Closed lzj520 closed 5 years ago
What is the recognition effect of Chinese
whether it is normal or not
This is not normal. The difference between your training and validation error is increasing as you train your model. This means that your model is overfitting and would not be able to recognize or predict the emotions on the audio files it has never encountered before
I trained the 16000 sample rate audio, Chinese corpus removal,duration=2.5,offset=0.5, and obtained the results. If the length of the audio is uncertain, how can I accurately obtain the accuracy of the model? If duration=2.5,offset=0.5, ValueError: Error when checking input may occur:Expected conv1d_1_input to have shape (32, 1) but got array with shape (24, 1)

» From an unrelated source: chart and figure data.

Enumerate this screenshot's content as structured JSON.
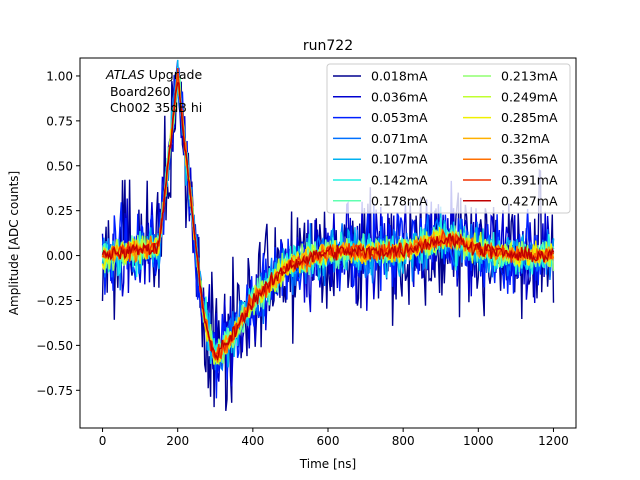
{
  "chart_data": {
    "type": "line",
    "title": "run722",
    "xlabel": "Time [ns]",
    "ylabel": "Amplitude [ADC counts]",
    "xlim": [
      -60,
      1260
    ],
    "ylim": [
      -0.96,
      1.1
    ],
    "xticks": [
      0,
      200,
      400,
      600,
      800,
      1000,
      1200
    ],
    "yticks": [
      -0.75,
      -0.5,
      -0.25,
      0.0,
      0.25,
      0.5,
      0.75,
      1.0
    ],
    "xtick_labels": [
      "0",
      "200",
      "400",
      "600",
      "800",
      "1000",
      "1200"
    ],
    "ytick_labels": [
      "−0.75",
      "−0.50",
      "−0.25",
      "0.00",
      "0.25",
      "0.50",
      "0.75",
      "1.00"
    ],
    "grid": false,
    "legend_loc": "top-right",
    "legend_columns": 2,
    "annotation": {
      "experiment": "ATLAS",
      "experiment_suffix": " Upgrade",
      "line2": " Board260",
      "line3": " Ch002 35dB hi"
    },
    "pulse_shape": {
      "description_points_x": [
        0,
        150,
        200,
        240,
        270,
        300,
        350,
        400,
        500,
        600,
        700,
        800,
        850,
        900,
        950,
        1000,
        1100,
        1200
      ],
      "description_points_y": [
        0.0,
        0.05,
        1.0,
        0.2,
        -0.35,
        -0.57,
        -0.43,
        -0.25,
        -0.05,
        0.02,
        0.02,
        0.03,
        0.06,
        0.09,
        0.08,
        0.04,
        0.0,
        0.0
      ],
      "baseline_noise_note": "noise amplitude decreases with current"
    },
    "series": [
      {
        "name": "0.018mA",
        "color": "#00008f",
        "noise": 0.25
      },
      {
        "name": "0.036mA",
        "color": "#0000d0",
        "noise": 0.18
      },
      {
        "name": "0.053mA",
        "color": "#0020ff",
        "noise": 0.14
      },
      {
        "name": "0.071mA",
        "color": "#0070ff",
        "noise": 0.11
      },
      {
        "name": "0.107mA",
        "color": "#00b0f0",
        "noise": 0.09
      },
      {
        "name": "0.142mA",
        "color": "#20f0e0",
        "noise": 0.075
      },
      {
        "name": "0.178mA",
        "color": "#60ffb0",
        "noise": 0.065
      },
      {
        "name": "0.213mA",
        "color": "#90ff70",
        "noise": 0.055
      },
      {
        "name": "0.249mA",
        "color": "#c0ff30",
        "noise": 0.05
      },
      {
        "name": "0.285mA",
        "color": "#f0f000",
        "noise": 0.045
      },
      {
        "name": "0.32mA",
        "color": "#ffb000",
        "noise": 0.04
      },
      {
        "name": "0.356mA",
        "color": "#ff7000",
        "noise": 0.035
      },
      {
        "name": "0.391mA",
        "color": "#f03000",
        "noise": 0.032
      },
      {
        "name": "0.427mA",
        "color": "#c00000",
        "noise": 0.03
      }
    ]
  }
}
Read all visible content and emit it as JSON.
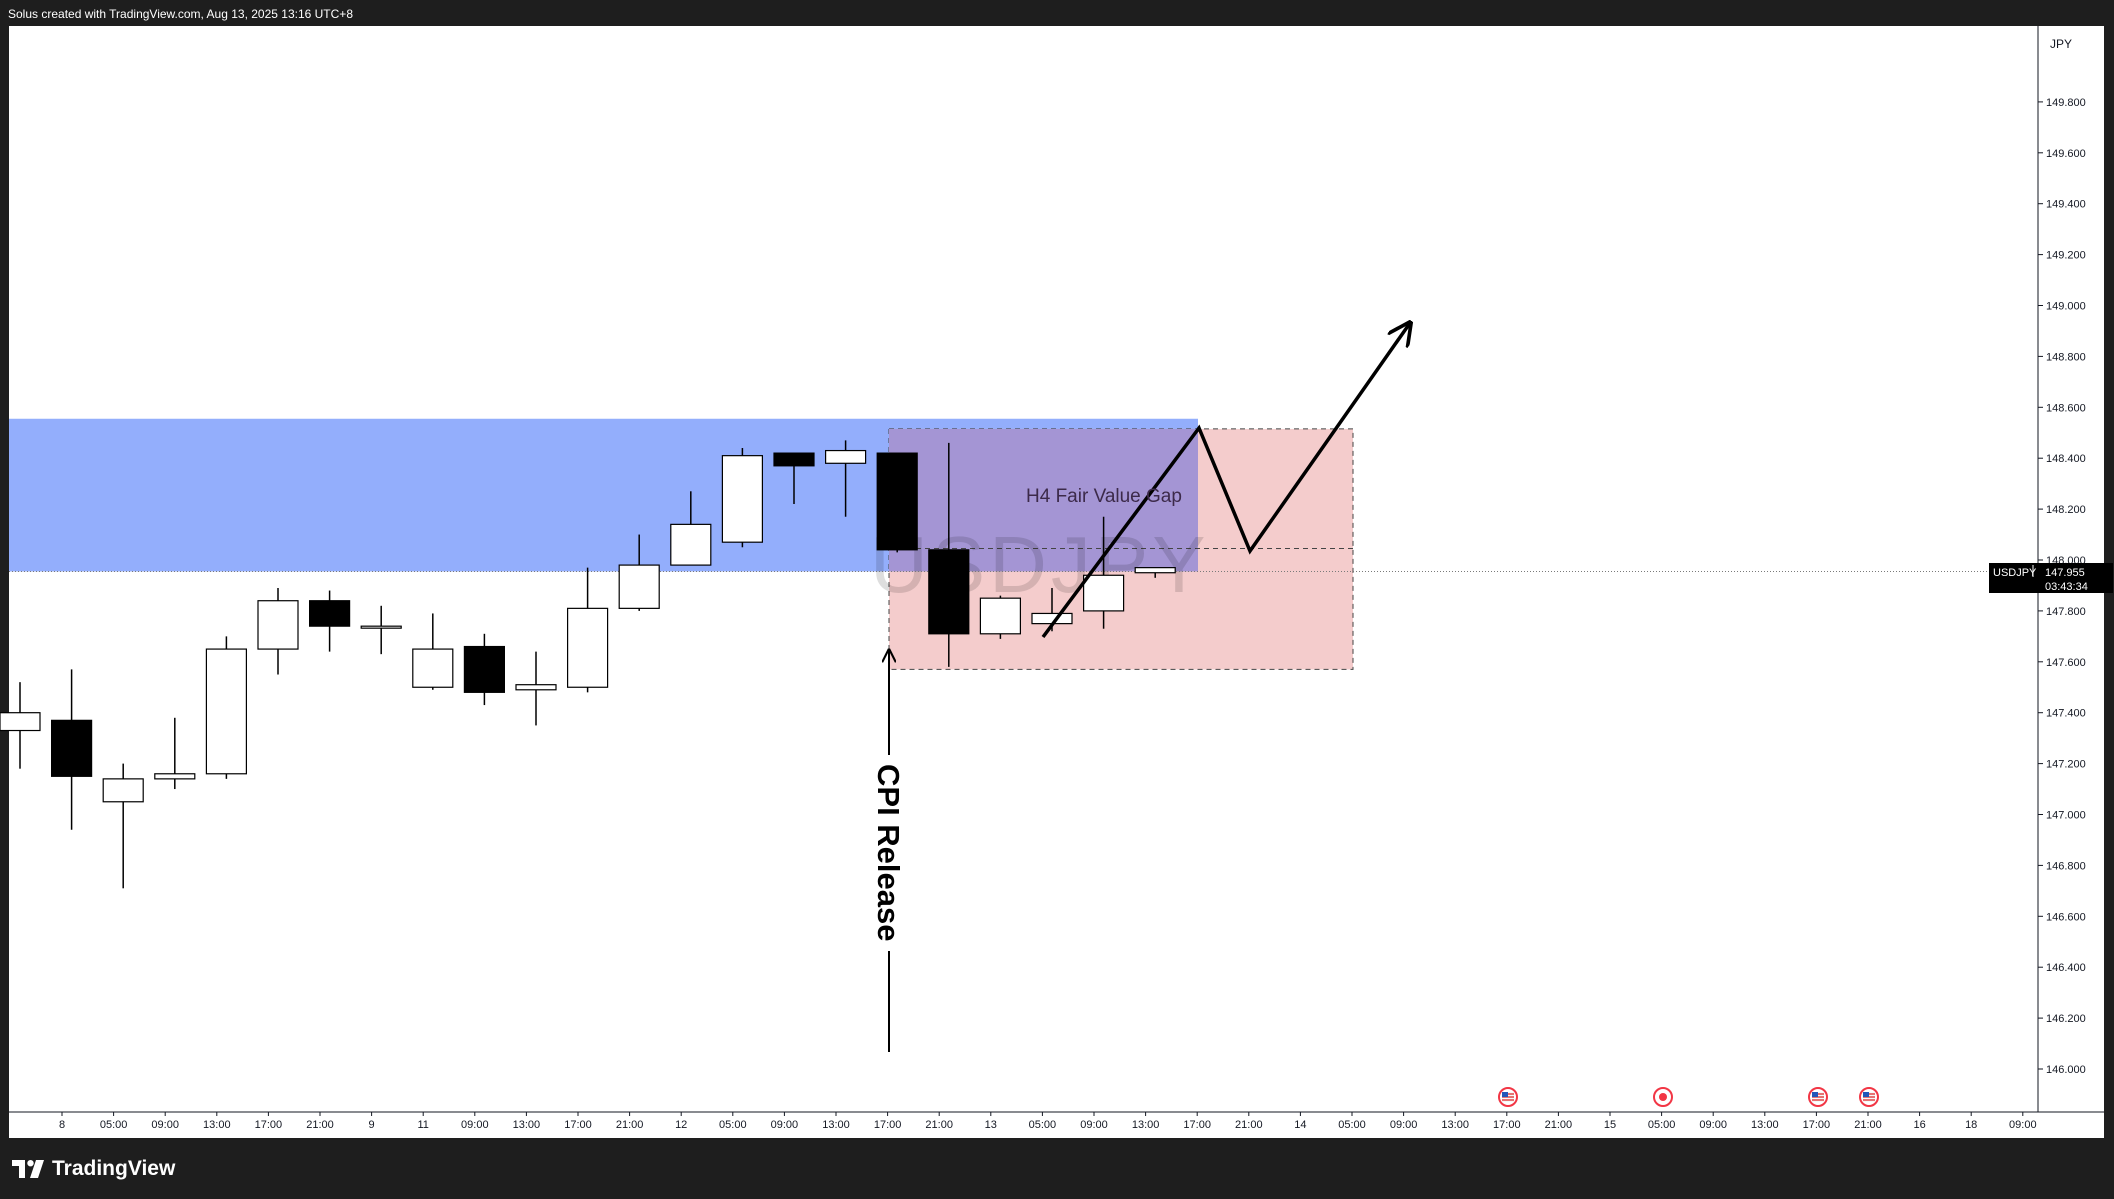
{
  "header": {
    "attribution": "Solus created with TradingView.com, Aug 13, 2025 13:16 UTC+8"
  },
  "branding": {
    "logo_text": "TradingView"
  },
  "price_axis": {
    "currency": "JPY"
  },
  "symbol_tag": {
    "symbol": "USDJPY",
    "price": "147.955",
    "countdown": "03:43:34"
  },
  "watermark": "USDJPY",
  "annotations": {
    "fvg_label": "H4 Fair Value Gap",
    "event_label": "CPI Release"
  },
  "colors": {
    "up_body": "#ffffff",
    "down_body": "#000000",
    "outline": "#000000",
    "resistance_zone": "#93aefc",
    "overlap_zone": "#a495d4",
    "fvg_zone": "#f4cccc",
    "price_line": "#7a7a7a",
    "accent": "#2962ff"
  },
  "event_icons": [
    "us-flag-icon",
    "event-dot-icon",
    "us-flag-icon",
    "us-flag-icon"
  ],
  "chart_data": {
    "type": "candlestick",
    "timeframe": "4H",
    "symbol": "USDJPY",
    "ylim": [
      145.9,
      150.15
    ],
    "y_ticks": [
      "149.800",
      "149.600",
      "149.400",
      "149.200",
      "149.000",
      "148.800",
      "148.600",
      "148.400",
      "148.200",
      "148.000",
      "147.800",
      "147.600",
      "147.400",
      "147.200",
      "147.000",
      "146.800",
      "146.600",
      "146.400",
      "146.200",
      "146.000"
    ],
    "x_ticks": [
      "8",
      "05:00",
      "09:00",
      "13:00",
      "17:00",
      "21:00",
      "9",
      "11",
      "09:00",
      "13:00",
      "17:00",
      "21:00",
      "12",
      "05:00",
      "09:00",
      "13:00",
      "17:00",
      "21:00",
      "13",
      "05:00",
      "09:00",
      "13:00",
      "17:00",
      "21:00",
      "14",
      "05:00",
      "09:00",
      "13:00",
      "17:00",
      "21:00",
      "15",
      "05:00",
      "09:00",
      "13:00",
      "17:00",
      "21:00",
      "16",
      "18",
      "09:00"
    ],
    "candles": [
      {
        "o": 147.33,
        "h": 147.52,
        "l": 147.18,
        "c": 147.4
      },
      {
        "o": 147.37,
        "h": 147.57,
        "l": 146.94,
        "c": 147.15
      },
      {
        "o": 147.05,
        "h": 147.2,
        "l": 146.71,
        "c": 147.14
      },
      {
        "o": 147.14,
        "h": 147.38,
        "l": 147.1,
        "c": 147.16
      },
      {
        "o": 147.16,
        "h": 147.7,
        "l": 147.14,
        "c": 147.65
      },
      {
        "o": 147.65,
        "h": 147.89,
        "l": 147.55,
        "c": 147.84
      },
      {
        "o": 147.84,
        "h": 147.88,
        "l": 147.64,
        "c": 147.74
      },
      {
        "o": 147.74,
        "h": 147.82,
        "l": 147.63,
        "c": 147.74
      },
      {
        "o": 147.5,
        "h": 147.79,
        "l": 147.49,
        "c": 147.65
      },
      {
        "o": 147.66,
        "h": 147.71,
        "l": 147.43,
        "c": 147.48
      },
      {
        "o": 147.49,
        "h": 147.64,
        "l": 147.35,
        "c": 147.51
      },
      {
        "o": 147.5,
        "h": 147.97,
        "l": 147.48,
        "c": 147.81
      },
      {
        "o": 147.81,
        "h": 148.1,
        "l": 147.8,
        "c": 147.98
      },
      {
        "o": 147.98,
        "h": 148.27,
        "l": 147.98,
        "c": 148.14
      },
      {
        "o": 148.07,
        "h": 148.44,
        "l": 148.05,
        "c": 148.41
      },
      {
        "o": 148.42,
        "h": 148.42,
        "l": 148.22,
        "c": 148.37
      },
      {
        "o": 148.38,
        "h": 148.47,
        "l": 148.17,
        "c": 148.43
      },
      {
        "o": 148.42,
        "h": 148.42,
        "l": 148.03,
        "c": 148.04
      },
      {
        "o": 148.04,
        "h": 148.46,
        "l": 147.58,
        "c": 147.71
      },
      {
        "o": 147.71,
        "h": 147.86,
        "l": 147.69,
        "c": 147.85
      },
      {
        "o": 147.75,
        "h": 147.89,
        "l": 147.72,
        "c": 147.79
      },
      {
        "o": 147.8,
        "h": 148.17,
        "l": 147.73,
        "c": 147.94
      },
      {
        "o": 147.95,
        "h": 147.97,
        "l": 147.93,
        "c": 147.97
      }
    ],
    "zones": {
      "resistance": [
        147.955,
        148.555
      ],
      "fvg": [
        147.57,
        148.515
      ],
      "fvg_midline": 148.045
    },
    "last_price": 147.955
  }
}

You can try to increase the sampling rate to anything greater than 16000. This way you can extract more number of features from the audio files. As you have clipped your audio files to 2.5 sec, try increasing it to maybe 3 sec or less than 2.5 as you described some files might be smaller. If some of the audio files are smaller then the features would be 0 for that particular audio file.
The ValueError that you are facing is due to some dimension error in your input data. Check the dimension of the test and training data.
I tried duration=1,sr=22050*2, and recognized emotions as anger and happiness. The recognition effect was poor, so how to improve?
duration = 1 is not a good option. If you are just providing it 1 sec of audio, it is difficult to extract valuable features. I would suggest you to have atleast 2-3 seconds. This way the model has features where it can distinguish between different emotions.
How to train the corpus not enough 2 seconds will make mistakes
Are you saying that the corpus you have consist of audio files less than 2 secs long?
Yes, I use Chinese corpus, which contains audio files that are not 2 seconds slow. The training result is not ideal
Duration =2, ValueError: Error when checking input: expected conv1d_1_input to have shape (173, 1) but got array with shape (155, 1) Is there any way to adjust it
I tried to modify the parameters and got both emotions right 73 percent of the time, but always got the following results when using the audio test
Do not modify your code training results as follows
Yeah, the shape of the input is different than what you are passing it in conv_1d layer. Refer to cell number 30 and 45, there you can see that I checked the shape of my training set and then supplied the same shape as input to the conv_1d layer in the 45th cell.
When you are testing it out on the live predictions, the audio file you passed as the input doesn't have too many features after extraction and its just giving two features. One starting with 1 and other with 0.
Sorry, I don't understand the language. Can you post it in English.